Отец стоял в шубе, среди новых керосиновых ламп. Он был седой, с лоснящимся лицом. Веревочные клубки свисали с проволоки над его головой. Увидев сына, он молча вытянул ящик конторки и положил на прилавок пятачок.
— Папаша, мне нужно еще на тетрадь три копейки, — сказал Алмазов.
Знакомый, ненавистный запах отцовской лавки еще преследовал его, когда он шел вдоль железных рядов. Этот запах был как бы тенью отца, все еще следившего за ним в его мысленных объяснениях и оправданиях.
— Тебе, брат, хорошо говорить, а мне каково, — убеждал он кого-то, ссылаясь на снег, залитый дегтем, и на лоснящееся, суровое лицо отца.
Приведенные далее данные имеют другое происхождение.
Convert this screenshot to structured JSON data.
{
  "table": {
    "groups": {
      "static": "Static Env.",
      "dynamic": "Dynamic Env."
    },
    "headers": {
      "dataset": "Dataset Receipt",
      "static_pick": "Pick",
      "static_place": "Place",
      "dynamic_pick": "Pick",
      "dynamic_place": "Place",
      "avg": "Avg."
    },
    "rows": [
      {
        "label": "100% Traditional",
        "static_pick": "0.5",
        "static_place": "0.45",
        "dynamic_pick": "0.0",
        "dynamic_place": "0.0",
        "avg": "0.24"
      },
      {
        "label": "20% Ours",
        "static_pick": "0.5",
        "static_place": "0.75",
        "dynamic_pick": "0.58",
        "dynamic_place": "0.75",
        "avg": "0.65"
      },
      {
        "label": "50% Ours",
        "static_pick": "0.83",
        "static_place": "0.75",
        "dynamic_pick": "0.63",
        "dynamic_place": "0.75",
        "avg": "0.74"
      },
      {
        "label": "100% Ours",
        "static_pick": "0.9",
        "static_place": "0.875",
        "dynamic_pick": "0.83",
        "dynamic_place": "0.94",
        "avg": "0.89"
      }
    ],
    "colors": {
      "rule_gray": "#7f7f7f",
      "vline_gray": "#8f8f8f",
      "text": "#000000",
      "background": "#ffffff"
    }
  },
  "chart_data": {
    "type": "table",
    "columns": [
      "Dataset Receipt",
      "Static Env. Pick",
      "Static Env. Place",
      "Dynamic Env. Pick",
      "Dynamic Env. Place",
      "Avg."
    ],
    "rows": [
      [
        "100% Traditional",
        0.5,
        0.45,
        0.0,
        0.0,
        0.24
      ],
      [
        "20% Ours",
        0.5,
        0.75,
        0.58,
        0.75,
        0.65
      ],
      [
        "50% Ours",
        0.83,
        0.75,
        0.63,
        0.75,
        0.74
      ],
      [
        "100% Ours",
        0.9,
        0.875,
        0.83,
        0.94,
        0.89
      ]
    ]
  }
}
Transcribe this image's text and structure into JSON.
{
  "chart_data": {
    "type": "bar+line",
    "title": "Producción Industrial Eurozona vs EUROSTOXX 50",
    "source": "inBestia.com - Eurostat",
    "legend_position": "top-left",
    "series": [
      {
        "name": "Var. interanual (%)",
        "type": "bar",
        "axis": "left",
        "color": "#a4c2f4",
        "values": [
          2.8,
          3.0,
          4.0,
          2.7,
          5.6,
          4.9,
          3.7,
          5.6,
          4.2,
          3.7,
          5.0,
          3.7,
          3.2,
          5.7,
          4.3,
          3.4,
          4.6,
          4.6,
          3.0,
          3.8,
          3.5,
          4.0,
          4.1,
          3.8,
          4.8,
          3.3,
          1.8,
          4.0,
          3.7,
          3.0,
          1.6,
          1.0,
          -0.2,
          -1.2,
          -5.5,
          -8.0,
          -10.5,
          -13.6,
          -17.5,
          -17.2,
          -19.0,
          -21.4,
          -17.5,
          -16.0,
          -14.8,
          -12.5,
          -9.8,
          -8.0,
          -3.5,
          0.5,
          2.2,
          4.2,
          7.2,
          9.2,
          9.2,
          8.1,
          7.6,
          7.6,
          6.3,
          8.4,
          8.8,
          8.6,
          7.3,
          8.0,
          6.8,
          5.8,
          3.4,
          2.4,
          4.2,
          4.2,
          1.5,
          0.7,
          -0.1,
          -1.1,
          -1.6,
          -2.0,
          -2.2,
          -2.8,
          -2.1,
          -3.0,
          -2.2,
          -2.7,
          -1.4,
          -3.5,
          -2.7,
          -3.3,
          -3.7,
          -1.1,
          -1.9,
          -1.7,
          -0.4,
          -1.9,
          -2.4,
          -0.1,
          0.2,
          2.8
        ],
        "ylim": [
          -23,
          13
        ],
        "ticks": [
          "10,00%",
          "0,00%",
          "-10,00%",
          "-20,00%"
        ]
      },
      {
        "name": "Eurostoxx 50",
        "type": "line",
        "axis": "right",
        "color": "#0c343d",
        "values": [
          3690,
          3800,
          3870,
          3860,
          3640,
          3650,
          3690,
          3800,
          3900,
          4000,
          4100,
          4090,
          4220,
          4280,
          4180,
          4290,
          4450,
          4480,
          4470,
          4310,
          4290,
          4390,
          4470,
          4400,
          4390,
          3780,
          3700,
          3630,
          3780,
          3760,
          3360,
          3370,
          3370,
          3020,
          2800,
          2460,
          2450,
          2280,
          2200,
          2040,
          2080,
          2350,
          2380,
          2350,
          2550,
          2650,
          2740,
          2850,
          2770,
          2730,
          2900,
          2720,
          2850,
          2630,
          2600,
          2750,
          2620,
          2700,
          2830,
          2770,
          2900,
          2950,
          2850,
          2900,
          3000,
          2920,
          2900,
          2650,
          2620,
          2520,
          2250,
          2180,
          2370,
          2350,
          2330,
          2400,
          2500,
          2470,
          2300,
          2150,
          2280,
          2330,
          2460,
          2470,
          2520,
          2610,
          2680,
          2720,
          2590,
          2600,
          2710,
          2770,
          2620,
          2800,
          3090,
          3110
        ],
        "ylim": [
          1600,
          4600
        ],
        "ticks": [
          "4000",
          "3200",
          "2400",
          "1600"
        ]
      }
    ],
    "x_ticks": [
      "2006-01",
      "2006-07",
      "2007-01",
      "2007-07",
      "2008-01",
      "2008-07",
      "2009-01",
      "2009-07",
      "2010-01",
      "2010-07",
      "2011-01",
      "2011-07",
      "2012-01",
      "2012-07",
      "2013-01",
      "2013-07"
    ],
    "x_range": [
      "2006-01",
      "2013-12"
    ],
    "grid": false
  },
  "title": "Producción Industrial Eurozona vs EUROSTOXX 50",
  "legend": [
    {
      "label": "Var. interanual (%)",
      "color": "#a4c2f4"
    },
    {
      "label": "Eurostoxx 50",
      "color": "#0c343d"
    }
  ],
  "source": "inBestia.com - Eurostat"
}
Озябший попугай сидел на корзиночке, в которой тесными рядами лежали пакеты, завернутые в газетную бумагу. Веснушчатая, рыжая, в извозчичьем армяке, хозяйка злобно гладила его по маленькой спине.
Алмазов постоял несколько минут, уставившись на заплаканную кухарку, уплатившую за один пакет и смотревшую на попугая с надеждой. Потом достал пятачок, полученный от отца на завтрак, и положил его на краешек корзины. Попугай грустно взглянул на него, моргая плоскими невидящими глазами. Озябший, нахохлившийся, он вытащил Алмазову медное колечко и фотографическую карточку — полную пожилую женщину с ехидным выражением лица.
— Не пойти, что ли? — глядя на фотографическую карточку, спросил себя самого Алмазов.
— К свадьбе, — серьезно объяснила хозяйка попугая, указывая пальцем на кольцо…
Кастрен разбивал лед каблуками.
— Придут Ягодкин, Струве, Неменов, — насмешливо перечислял он и вдруг умолк.